While still in the good graces of the Food and Drug Administration, Bisphenol A, of course, has been linked to a variety of health problems, from obesity to prostate cancer. And the industry is working with the same lobbyists who gave cigarette smoking such a good name.
You can fool some of the people all of the time, and all of the people some of the time, but ...

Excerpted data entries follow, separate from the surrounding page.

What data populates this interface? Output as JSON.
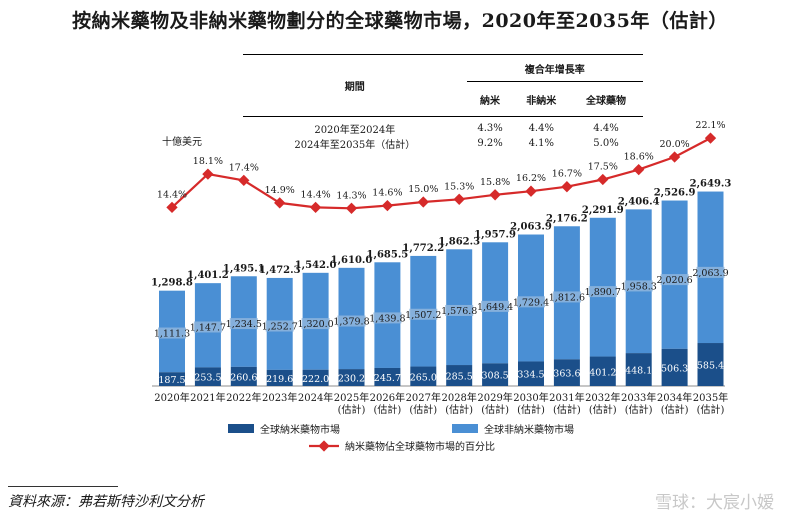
{
  "title": "按納米藥物及非納米藥物劃分的全球藥物市場，2020年至2035年（估計）",
  "cagr_table": {
    "group_header": "複合年增長率",
    "period_header": "期間",
    "columns": [
      "納米",
      "非納米",
      "全球藥物"
    ],
    "rows": [
      {
        "period": "2020年至2024年",
        "values": [
          "4.3%",
          "4.4%",
          "4.4%"
        ]
      },
      {
        "period": "2024年至2035年（估計）",
        "values": [
          "9.2%",
          "4.1%",
          "5.0%"
        ]
      }
    ]
  },
  "unit_label": "十億美元",
  "source": "資料來源：弗若斯特沙利文分析",
  "watermark": "雪球：大宸小嫒",
  "colors": {
    "nano": "#1b4f8a",
    "non_nano": "#4a8fd4",
    "line": "#d62a2a"
  },
  "chart_data": {
    "type": "bar",
    "stacked": true,
    "categories": [
      [
        "2020年"
      ],
      [
        "2021年"
      ],
      [
        "2022年"
      ],
      [
        "2023年"
      ],
      [
        "2024年"
      ],
      [
        "2025年",
        "(估計)"
      ],
      [
        "2026年",
        "(估計)"
      ],
      [
        "2027年",
        "(估計)"
      ],
      [
        "2028年",
        "(估計)"
      ],
      [
        "2029年",
        "(估計)"
      ],
      [
        "2030年",
        "(估計)"
      ],
      [
        "2031年",
        "(估計)"
      ],
      [
        "2032年",
        "(估計)"
      ],
      [
        "2033年",
        "(估計)"
      ],
      [
        "2034年",
        "(估計)"
      ],
      [
        "2035年",
        "(估計)"
      ]
    ],
    "series": [
      {
        "name": "全球納米藥物市場",
        "values": [
          "187.5",
          "253.5",
          "260.6",
          "219.6",
          "222.0",
          "230.2",
          "245.7",
          "265.0",
          "285.5",
          "308.5",
          "334.5",
          "363.6",
          "401.2",
          "448.1",
          "506.3",
          "585.4"
        ]
      },
      {
        "name": "全球非納米藥物市場",
        "values": [
          "1,111.3",
          "1,147.7",
          "1,234.5",
          "1,252.7",
          "1,320.0",
          "1,379.8",
          "1,439.8",
          "1,507.2",
          "1,576.8",
          "1,649.4",
          "1,729.4",
          "1,812.6",
          "1,890.7",
          "1,958.3",
          "2,020.6",
          "2,063.9"
        ]
      }
    ],
    "totals": [
      "1,298.8",
      "1,401.2",
      "1,495.1",
      "1,472.3",
      "1,542.0",
      "1,610.0",
      "1,685.5",
      "1,772.2",
      "1,862.3",
      "1,957.9",
      "2,063.9",
      "2,176.2",
      "2,291.9",
      "2,406.4",
      "2,526.9",
      "2,649.3"
    ],
    "line_series": {
      "name": "納米藥物佔全球藥物市場的百分比",
      "values": [
        "14.4%",
        "18.1%",
        "17.4%",
        "14.9%",
        "14.4%",
        "14.3%",
        "14.6%",
        "15.0%",
        "15.3%",
        "15.8%",
        "16.2%",
        "16.7%",
        "17.5%",
        "18.6%",
        "20.0%",
        "22.1%"
      ]
    },
    "legend_position": "bottom"
  }
}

In rosier toxic-chemical-in-common-product news, Health Canada, the government's health agency, has determined that 1,4-dioxane is not a hazard in personal care products like cosmetics and shampoos. The chemical -- which was found in 67% of U.S. brands tested by advocacy groups arguing for its regulation.
The chemical isn't typically added to these products, but shows up as a byproduct in the chemical production of other ingredients. It is suspected of causing cancer, but Health Canada determined the concentrations found in personal care products to be insignificant and not big enough to warrant regulation or warning labels. (No one shampoos 620 times a day, so stop worrying, was essentially the agency's message.)
Health Canada has been out in front of the U.S. regulatory agencies on a variety of similar issues. It has already regulated Bisphenol A in baby products, for instance, and was ahead of the U.S. in regulating phthalates in children's products. So it's decision should end the controversy, right?

Finally, in the best news of the weekend, Slow Food USA held its Time for Lunch campaign on Labor Day. The purpose was to lobby for better school lunch nutrition by:
While the event itself may not have registered with many people, it represents something important: "Clean" foods activists developing a platform and creating a movement with popular support. Both are big parts of the equation that leads to action from government, businesses, and others.